New guidelines recommend Australians get their free poo kits five years earlier.
Updated NHMRC guidelines say bowel cancer screening should start at age 45, and Australians should be allowed to request screening as young as 40.
But dropping the age from 50, which would bring us in line with US guidelines, has been hotly debated. Critics argue research doesn’t support the move, and even the new guideline recommendation summary notes the evidence is “weak”.
However, bowel cancer rates in younger people have been climbing for 30 years, with one in nine diagnoses (1716 per year) occurring in those under 50. People in their 40s account for 56% of new cases and 64% of bowel cancer deaths under 50.
The guidelines have been developed by the Cancer Council Australia and approved by the NHMRC.
Focusing on this age group can “really make a difference,” said Mr Julien Wiggins, CEO of Bowel Cancer Australia.
“The majority are presenting to GPs with symptoms. And by that stage it’s advanced, typically more aggressive cancer, stage III and IV, [with a] terminal prognosis.”
The current screening program remains unchanged, and a spokesperson for the National Bowel Cancer Screening Program said any modifications required government consideration. ?
The Department of Health and Aged Care said it was “carefully considering the implications of the recommendation in the updated Guidelines to lower the eligible age of the NBSCP to 45 years, including the costs and flow on implications for the broader health system”.
While awareness of bowel cancer has been increasing, participation rates for the existing program are not high (around 40-43%). But Mr Wiggins said that didn’t reflect the total number of people taking some action, aside from returning the test kit in the mail, to screen for bowel cancer.
“The best test is the one that gets done. People who have colonoscopies, for example, of which there’s around about 800,000 a year in this country, are not included in that rate.”
While overall participation rates may drop further with the inclusion of around 1.6 million younger people added to the screening pool, Mr Wiggins said the focus should be on its overall effect.
“If you’re looking at cancers being detected in the 50-55 age group, chances were the polyp or cancer was present in their late 40s, because it takes five to 10 years to grow. I’m hopeful that we will pick them up earlier in that 45-49 bracket,” Mr Wiggins said.
Despite growing rates of cancer in the younger age bracket, there was a lack of research into how screening programs would affect outcomes – and in fact there were few randomised controlled trials of bowel screening programs overall, Mr Wiggins said.
“Crafting guidelines in that sort of vacuum of evidence isn’t the easiest of things to accomplish.”

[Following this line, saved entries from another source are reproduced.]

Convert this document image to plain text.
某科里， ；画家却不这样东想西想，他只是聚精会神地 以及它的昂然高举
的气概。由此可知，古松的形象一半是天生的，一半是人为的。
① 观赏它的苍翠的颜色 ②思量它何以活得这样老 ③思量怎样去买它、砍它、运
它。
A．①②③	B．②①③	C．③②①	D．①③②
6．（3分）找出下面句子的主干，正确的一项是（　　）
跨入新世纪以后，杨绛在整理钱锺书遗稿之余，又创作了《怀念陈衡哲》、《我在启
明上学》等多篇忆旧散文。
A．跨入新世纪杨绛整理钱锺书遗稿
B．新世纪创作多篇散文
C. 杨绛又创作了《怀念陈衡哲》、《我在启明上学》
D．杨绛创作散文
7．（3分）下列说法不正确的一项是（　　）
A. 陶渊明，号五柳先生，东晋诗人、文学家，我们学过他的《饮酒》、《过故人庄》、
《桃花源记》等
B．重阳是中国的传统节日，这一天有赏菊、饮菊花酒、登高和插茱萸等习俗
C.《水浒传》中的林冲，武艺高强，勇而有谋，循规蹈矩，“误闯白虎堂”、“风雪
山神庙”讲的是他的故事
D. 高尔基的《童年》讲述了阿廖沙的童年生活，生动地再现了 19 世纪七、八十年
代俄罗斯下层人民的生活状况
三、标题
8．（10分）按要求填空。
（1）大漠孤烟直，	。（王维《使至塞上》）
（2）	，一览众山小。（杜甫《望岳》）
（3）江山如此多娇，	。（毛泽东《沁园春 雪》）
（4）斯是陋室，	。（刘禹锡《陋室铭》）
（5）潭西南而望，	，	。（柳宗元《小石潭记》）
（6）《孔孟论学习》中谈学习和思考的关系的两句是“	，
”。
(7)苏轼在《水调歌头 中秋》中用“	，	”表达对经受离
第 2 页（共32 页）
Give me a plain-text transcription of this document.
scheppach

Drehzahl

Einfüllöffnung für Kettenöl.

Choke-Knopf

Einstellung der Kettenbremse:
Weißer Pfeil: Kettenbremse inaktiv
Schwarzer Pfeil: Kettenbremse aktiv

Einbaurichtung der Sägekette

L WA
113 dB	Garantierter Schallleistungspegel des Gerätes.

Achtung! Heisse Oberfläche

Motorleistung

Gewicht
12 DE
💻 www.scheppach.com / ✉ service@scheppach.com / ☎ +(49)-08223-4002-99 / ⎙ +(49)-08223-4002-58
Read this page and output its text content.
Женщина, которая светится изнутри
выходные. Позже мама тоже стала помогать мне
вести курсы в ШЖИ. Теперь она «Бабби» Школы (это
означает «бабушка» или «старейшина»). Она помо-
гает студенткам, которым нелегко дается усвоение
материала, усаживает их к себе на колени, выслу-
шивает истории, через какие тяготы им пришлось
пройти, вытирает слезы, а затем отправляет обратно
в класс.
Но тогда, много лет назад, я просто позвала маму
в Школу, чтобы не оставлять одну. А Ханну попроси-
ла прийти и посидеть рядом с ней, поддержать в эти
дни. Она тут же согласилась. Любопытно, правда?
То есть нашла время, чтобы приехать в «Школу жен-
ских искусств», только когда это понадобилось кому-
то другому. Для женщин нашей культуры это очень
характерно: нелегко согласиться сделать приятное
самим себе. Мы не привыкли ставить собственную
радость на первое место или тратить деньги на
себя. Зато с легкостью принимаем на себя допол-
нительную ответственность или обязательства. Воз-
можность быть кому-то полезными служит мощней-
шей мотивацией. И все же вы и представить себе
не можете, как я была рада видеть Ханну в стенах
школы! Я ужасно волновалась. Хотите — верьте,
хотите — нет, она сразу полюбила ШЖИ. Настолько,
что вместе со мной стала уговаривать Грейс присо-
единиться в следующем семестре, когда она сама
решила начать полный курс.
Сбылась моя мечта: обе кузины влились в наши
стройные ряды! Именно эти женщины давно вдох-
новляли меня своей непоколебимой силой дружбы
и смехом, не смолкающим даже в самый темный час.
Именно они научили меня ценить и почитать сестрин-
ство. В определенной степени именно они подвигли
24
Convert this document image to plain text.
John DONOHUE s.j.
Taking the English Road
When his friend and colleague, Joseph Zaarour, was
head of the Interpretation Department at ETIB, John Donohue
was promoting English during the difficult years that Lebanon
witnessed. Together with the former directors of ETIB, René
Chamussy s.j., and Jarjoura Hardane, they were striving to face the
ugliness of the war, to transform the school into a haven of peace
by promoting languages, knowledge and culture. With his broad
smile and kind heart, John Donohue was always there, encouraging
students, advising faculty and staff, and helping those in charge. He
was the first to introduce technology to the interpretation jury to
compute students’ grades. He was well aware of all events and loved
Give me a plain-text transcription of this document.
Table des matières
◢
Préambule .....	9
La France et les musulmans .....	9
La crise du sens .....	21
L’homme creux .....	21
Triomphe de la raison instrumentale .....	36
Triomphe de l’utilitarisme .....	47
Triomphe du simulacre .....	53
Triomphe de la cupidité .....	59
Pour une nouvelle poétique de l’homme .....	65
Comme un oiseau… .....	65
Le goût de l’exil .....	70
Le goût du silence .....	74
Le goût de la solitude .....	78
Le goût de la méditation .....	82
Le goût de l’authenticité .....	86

But this lack of Grade A evidence was not unusual, he pointed out. In fact, around 30% of colorectal cancer guidelines, and 19% of all Australian clinical practice guidelines, are consensus-based, according to a 2019 analysis published in the RACP’s Internal Medicine Journal. International guidelines were similar, they found.
Another hurdle for adoption of the NHMRC guidelines is cost.
A 2021 review of the program by Deloitte found screening people aged 45-74 “was found to be more cost-effective than the current target age range from a societal perspective ($1381 per DALY [disability-adjusted life years] avoided), but less cost-effective from a healthcare system perspective ($9936 per DALY avoided)”.
“There was a marginal difference between starting screening at age 45 or 50. Deciding which entry age is most cost-effective depends on the extent of value placed on a societal perspective versus a healthcare system perspective,” the review said.
GPs will be particularly affected by changes to the two-year screening program.
“It’s been known for some time, the biggest influence on whether people do preventive activities is a personal recommendation from their own GP,” said Dr Oliver Frank, an Adelaide GP and clinical informatics researcher.
“But for every person we see, there are different preventive activities that are recommended. It’s actually extremely complex, and we’re trying to do that on top of people coming to us often with half a dozen different problems to talk about,” he said.
Previously, GPs were not made aware when a patient had been sent a testing kit. It is only recently that the National Cancer Screening Register linked to GP software to alert a GP when a patient’s screening was overdue. GPs can re-order a test kit, which may have expired, for their patient through the system if they want one, but the request is not recorded for posterity.
“GPs’ own clinical software is very important because we can have more effective reminders,” he said. Dr Frank is currently trialling an SMS system that alerts patients that they are overdue for screening on the same day as their GP appointment and prompts them to discuss it with their doctor.
“The challenge for us is really just to keep making sure that patients for whom it’s recommended are offered it,” he said.